漢方医学でいうところの「瘀血(おけつ)」だと診断したため、「桂枝茯苓丸加薏苡仁」と「牛車腎気丸」を処方しました。
2021年11月26日
しんどさと痺れは治り、冷えも一度治ったがまた出てきたということでした。近況を伺ったところ、旦那さんが亡くなり、義理の家族とうまくいっていないということがわかり、自分の将来と家族関係に不安とストレスを抱いているようでした。
この患者さんは当初足の痺れの治療を望んでいましたが、今回精神面の治療を望まれました。

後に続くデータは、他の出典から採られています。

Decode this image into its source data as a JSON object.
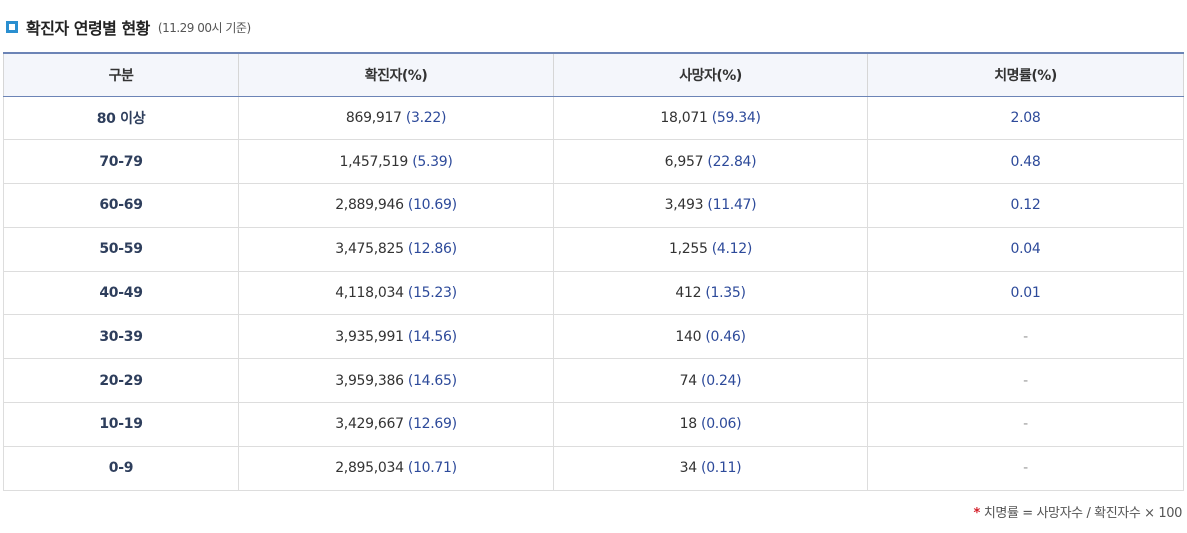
{
  "header": {
    "title": "확진자 연령별 현황",
    "timestamp": "(11.29 00시 기준)"
  },
  "table": {
    "columns": [
      "구분",
      "확진자(%)",
      "사망자(%)",
      "치명률(%)"
    ],
    "rows": [
      {
        "age": "80 이상",
        "confirmed": "869,917",
        "confirmed_pct": "(3.22)",
        "deaths": "18,071",
        "deaths_pct": "(59.34)",
        "fatality": "2.08"
      },
      {
        "age": "70-79",
        "confirmed": "1,457,519",
        "confirmed_pct": "(5.39)",
        "deaths": "6,957",
        "deaths_pct": "(22.84)",
        "fatality": "0.48"
      },
      {
        "age": "60-69",
        "confirmed": "2,889,946",
        "confirmed_pct": "(10.69)",
        "deaths": "3,493",
        "deaths_pct": "(11.47)",
        "fatality": "0.12"
      },
      {
        "age": "50-59",
        "confirmed": "3,475,825",
        "confirmed_pct": "(12.86)",
        "deaths": "1,255",
        "deaths_pct": "(4.12)",
        "fatality": "0.04"
      },
      {
        "age": "40-49",
        "confirmed": "4,118,034",
        "confirmed_pct": "(15.23)",
        "deaths": "412",
        "deaths_pct": "(1.35)",
        "fatality": "0.01"
      },
      {
        "age": "30-39",
        "confirmed": "3,935,991",
        "confirmed_pct": "(14.56)",
        "deaths": "140",
        "deaths_pct": "(0.46)",
        "fatality": "-"
      },
      {
        "age": "20-29",
        "confirmed": "3,959,386",
        "confirmed_pct": "(14.65)",
        "deaths": "74",
        "deaths_pct": "(0.24)",
        "fatality": "-"
      },
      {
        "age": "10-19",
        "confirmed": "3,429,667",
        "confirmed_pct": "(12.69)",
        "deaths": "18",
        "deaths_pct": "(0.06)",
        "fatality": "-"
      },
      {
        "age": "0-9",
        "confirmed": "2,895,034",
        "confirmed_pct": "(10.71)",
        "deaths": "34",
        "deaths_pct": "(0.11)",
        "fatality": "-"
      }
    ]
  },
  "footnote": {
    "mark": "*",
    "text": "치명률 = 사망자수 / 확진자수 × 100"
  },
  "colors": {
    "bullet": "#2a8fd0",
    "header_rule": "#6c84b6",
    "percent_text": "#2d4a9a",
    "footnote_mark": "#d4202a"
  },
  "icons": {
    "section_bullet": "square-bullet-icon"
  }
}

実際に負の感情が諸症状を悪化させていると判断したので、漢方を「加味逍遙散」と「四物湯」に変更しました。
2021年12月10日
メンタルの方は少し持ち直したが、足の痺れがまたぶり返したということでした。患者さんは足の痺れと精神面、両方を同時に治療することを望まれました。

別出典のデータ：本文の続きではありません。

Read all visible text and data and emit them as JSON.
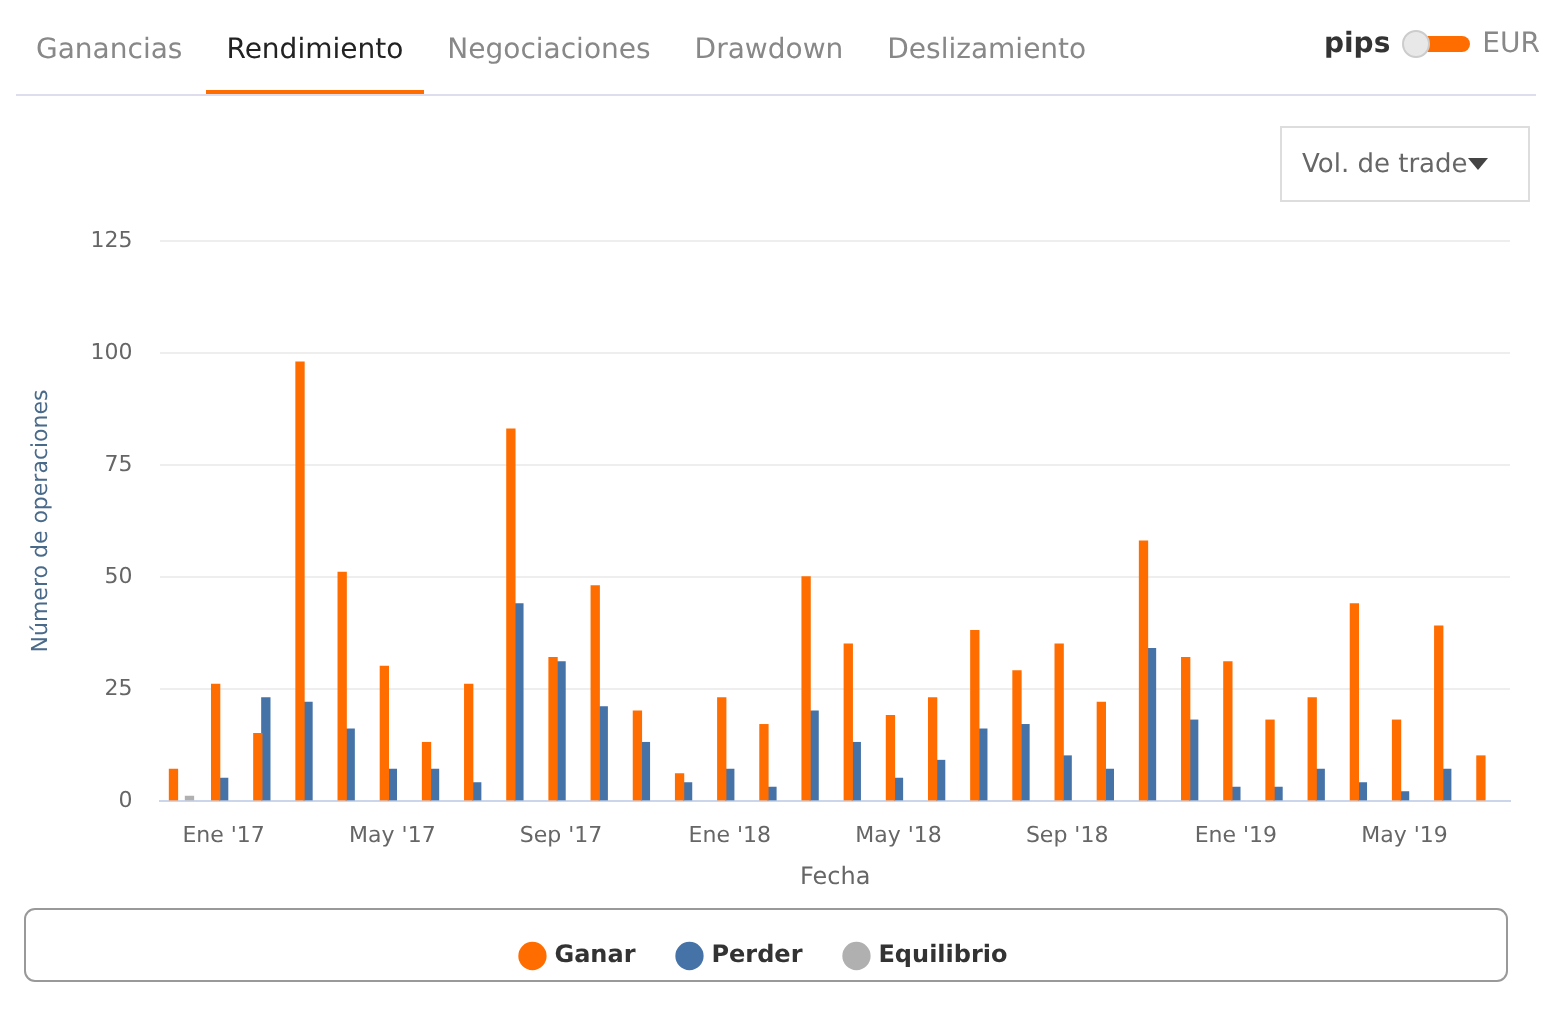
{
  "chart_data": {
    "type": "bar",
    "xlabel": "Fecha",
    "ylabel": "Número de operaciones",
    "categories": [
      null,
      "Ene '17",
      null,
      null,
      null,
      "May '17",
      null,
      null,
      null,
      "Sep '17",
      null,
      null,
      null,
      "Ene '18",
      null,
      null,
      null,
      "May '18",
      null,
      null,
      null,
      "Sep '18",
      null,
      null,
      null,
      "Ene '19",
      null,
      null,
      null,
      "May '19",
      null,
      null
    ],
    "series": [
      {
        "name": "Ganar",
        "color": "#ff6d00",
        "values": [
          7,
          26,
          15,
          98,
          51,
          30,
          13,
          26,
          83,
          32,
          48,
          20,
          6,
          23,
          17,
          50,
          35,
          19,
          23,
          38,
          29,
          35,
          22,
          58,
          32,
          31,
          18,
          23,
          44,
          18,
          39,
          10
        ]
      },
      {
        "name": "Perder",
        "color": "#4572a7",
        "values": [
          null,
          5,
          23,
          22,
          16,
          7,
          7,
          4,
          44,
          31,
          21,
          13,
          4,
          7,
          3,
          20,
          13,
          5,
          9,
          16,
          17,
          10,
          7,
          34,
          18,
          3,
          3,
          7,
          4,
          2,
          7,
          null
        ]
      },
      {
        "name": "Equilibrio",
        "color": "#b0b0b0",
        "values": [
          1,
          null,
          null,
          null,
          null,
          null,
          null,
          null,
          null,
          null,
          null,
          null,
          null,
          null,
          null,
          null,
          null,
          null,
          null,
          null,
          null,
          null,
          null,
          null,
          null,
          null,
          null,
          null,
          null,
          null,
          null,
          null
        ]
      }
    ],
    "ylim": [
      0,
      125
    ],
    "yticks": [
      0,
      25,
      50,
      75,
      100,
      125
    ],
    "grid": "y",
    "legend": "bottom",
    "annotations": [
      "Ganancias",
      "Rendimiento",
      "Negociaciones",
      "Drawdown",
      "Deslizamiento",
      "pips",
      "EUR",
      "Vol. de trade"
    ]
  }
}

しかし、漢方は3つまでしか出せません。この制限がある以上、どちらか片方を先に治療する必要があるとお伝えしました。患者さんが、足の痺れを先に治療したいと希望されたため、「大防風湯」「桂枝茯苓丸」「疎経活血湯」を処方しました。
2021年12月24日
足の痺れが楽になったという事でした。ただイライラがでてきたということでした。
2022年1月21日
この時点で足腰は大丈夫とおっしゃるので、「附子」を処方しました。
2022年2月18日
足の痺れは改善し、精神面も調子が良くなったということでした。
医師から一言
この患者さんは足の痺れと精神面、大きく二つの治療が必要でした。最初は、こっちが立てばあっちが立たず、あっちが立てばこっちが立たずのシーソーゲーム状態がつづきました。しかし患者さんの意志を尊重し、足の痺れの治療に専念することで、結果的に両方とも改善に向かいました。痺れがもたらす不快感が解消され、心にゆとりができたのではないかと思います。そして足の痺れという問題が一つ解決したことで、前向きな気持ちを取り戻したように見えます。
※漢方の効き目は、患者様の体質・症状の重さ・生活環境等によって個人差があります。